In The
Court of Appeals
Ninth District of Texas at Beaumont
____________________
NO. 09-06-209 CR
____________________
SHALANDRA DENISE WASHINGTON, Appellant
V.
THE STATE OF TEXAS, Appellee
Jefferson County, Texas
Trial Cause No. 250179
A jury convicted appellant Shalandra Denise Washington (1) of the misdemeanor offense of hindering apprehension or prosecution and assessed punishment at ninety days of confinement, but recommended that Washington receive community supervision. The trial court entered a judgment that convicted Washington and sentenced her to ninety days of confinement, but suspended imposition of the sentence and placed Washington on community supervision for one year. Washington then filed this appeal, in which she raises two issues for our consideration: that the trial court failed to sufficiently admonish her concerning the dangers of self-representation, and that she was denied her right to counsel. The State filed a brief in which it concedes error as to both of Washington's issues. We reverse and remand.
The Sixth Amendment, which provides that a defendant in a criminal case has the right to counsel, also implies the right to self-representation. Faretta v. California, 422 U.S. 806, 807, 818-21, 95 S. Ct. 2525, 45 L. Ed. 2d 562 (1975). "The Sixth and Fourteenth Amendments of our Constitution guarantee that a person brought to trial in any state or federal court must be afforded the right to the assistance of counsel before he can be validly convicted and punished by imprisonment." Id. at 807; see also Collier v. State, 959 S.W.2d 621, 625 (Tex. Crim. App. 1997). A waiver of counsel must be made (1) competently, (2) knowingly and intelligently, and (3) voluntarily. Collier, 959 S.W.2d at 625-26. "The decision to waive counsel and proceed pro se is made 'knowingly and intelligently' if it is made with a full understanding of the right to counsel, which is being abandoned, as well as the dangers and disadvantages of self-representation." Id. at 626 (citing Faretta, 422 U.S. at 834-36). The trial court must make a defendant "aware of the dangers and disadvantages of self-representation, so that the record will establish that 'he knows what he is doing and his choice is made with eyes open.'" Faretta, 422 U.S. at 835 (quoting Adams v. United States ex rel. McCann, 317 U.S. 269, 279, 63 S. Ct. 236, 87 L. Ed. 268 (1942)); see also Goffney v. State, 843 S.W.2d 583, 585 (Tex. Crim. App. 1992). The record must reflect that the trial court thoroughly admonished the defendant. Faretta, 422 U.S. at 834-36; Collier, 959 S.W.2d at 626 n.8. "[T]he record must be sufficient for the reviewing court to make an assessment that the defendant was made aware of the dangers and disadvantages of the self-representation." Goffney, 843 S.W.2d at 585.

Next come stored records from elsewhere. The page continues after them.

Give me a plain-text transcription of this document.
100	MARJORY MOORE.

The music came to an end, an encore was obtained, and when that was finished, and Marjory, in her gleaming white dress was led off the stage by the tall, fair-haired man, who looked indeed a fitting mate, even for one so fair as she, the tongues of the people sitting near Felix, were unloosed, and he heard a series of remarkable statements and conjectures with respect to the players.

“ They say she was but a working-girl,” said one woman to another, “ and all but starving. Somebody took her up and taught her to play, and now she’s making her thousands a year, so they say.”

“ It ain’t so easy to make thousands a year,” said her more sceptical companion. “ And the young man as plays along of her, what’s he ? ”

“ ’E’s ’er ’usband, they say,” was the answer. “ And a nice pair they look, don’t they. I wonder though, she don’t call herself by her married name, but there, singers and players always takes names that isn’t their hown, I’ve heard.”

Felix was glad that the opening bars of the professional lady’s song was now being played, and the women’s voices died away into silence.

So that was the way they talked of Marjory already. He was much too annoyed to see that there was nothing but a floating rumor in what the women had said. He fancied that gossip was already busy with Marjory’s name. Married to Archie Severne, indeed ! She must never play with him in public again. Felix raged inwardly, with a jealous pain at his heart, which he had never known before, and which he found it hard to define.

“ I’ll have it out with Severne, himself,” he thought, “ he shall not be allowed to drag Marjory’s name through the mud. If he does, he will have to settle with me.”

In the case sub judice, the trial court stated at several points during voir dire that Washington chose to represent herself, and the prosecutor also mentioned Washington's self-representation to the jury and inquired of the members of the venire whether any of them felt that Washington's self-representation placed her at a disadvantage. The record also contains a document entitled "Misdemeanor Plea Admonishments," signed by appellant, which recites as follows, in pertinent part:
I have the right to have an attorney represent me, and if I cannot afford one the court will appoint one for me. I specifically waive my right to be represented by an attorney, to consult with an attorney before I give up these enumerated rights. [sic] It is my decision to represent myself, and I do so knowing the dangers and disadvantages of self[-]representation.
Voir dire in Washington's trial began on April 17, 2006. The document containing the purported waiver of counsel was not signed and filed until April 18, 2006, the day after the trial began. Neither the clerk's record nor the reporter's record reflects that before Washington's trial began, the trial court admonished her of the dangers of self-representation and that Washington knowingly and intelligently waived the right to counsel. See Faretta, 422 U.S. at 834-36; Collier, 959 S.W.2d at 625-26, 626 n.8; Goffney, 843 S.W.2d at 585. Accordingly, we sustain issues one and two, and we reverse the trial court's judgment and remand this cause for a new trial.
REVERSED AND REMANDED.
STEVE McKEITHEN
Chief Justice
Submitted on July 21, 2008
Opinion Delivered July 30, 2008
Do Not Publish
Before McKeithen, C.J., Kreger and Horton, JJ.
1. On her notice of appeal and various other documents in the record, appellant spells
her first name as "Shalanda." However, on the information and the trial court's judgment,
appellant's first name is spelled "Shalandra."